- Born: London, U.K.
- Education: King's College London (BSci) University of Edinburgh (MA)
- Occupation: Novelist;
- Writing career
- Language: English
- Genre: Science fiction;
- Website: www.theonlytemioh.com

= Temi Oh =

British science fiction author, screenwriter and neuroscientist

Temi Oh (born Temitoyen Ochugboju) is a British science fiction author, screenwriter, and neuroscientist of Nigerian descent. Her debut novel, Do You Dream of Terra-Two?, received the 2020 Alex Award. Her second novel, More Perfect, was published in 2023.

== Career ==
Oh was born in 1996 in London, to Nigerian parents. She did her secondary education at Bishop Thomas Grant and Emanuel School, Battersea. She attended university at King's College London, where she studied neuroscience and graduated with a Bachelor's of Science degree.
She subsequently earned an MA from the University of Edinburgh. She married her husband Benedict Douglas-Scott and had a daughter in 2022. Temi Oh has also endorsed the use of the Freedom app as a way to increase productivity in an increasingly connected world.

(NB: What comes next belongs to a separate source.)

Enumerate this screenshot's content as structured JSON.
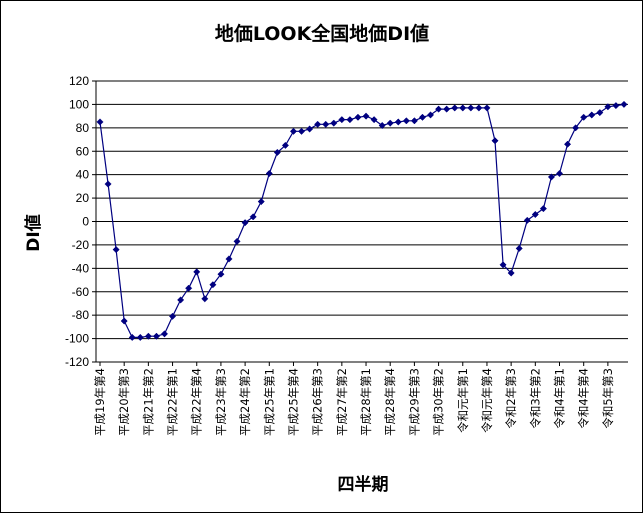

Her debut novel Do You Dream of Terra-Two? was published in 2019 by Simon & Schuster and was featured in The Guardian's "Best Science Fiction and Fantasy Roundup". It was a preliminary nominee for the 2020 Nommo Award
and received the American Library Association's 2020 Alex Award. As of 2019, no sequel was planned for the book.

More Perfect, Oh's second novel, published in 2023, is a "dystopian hypersurveillance" tale based on the classic Greek story of Orpheus and Eurydice. It took a bit less than eight years to go from her initial idea for the book to publication.

She has also authored tie-in short fiction connected to Black Panther, Doctor Who and Overwatch 2.

Oh's third and fourth novels are scheduled to be published by Simon & Schuster UK and Saga Press. The first of these, Not With a Bang, was published in May 2026 and is billed as "a family drama set at the end of the world".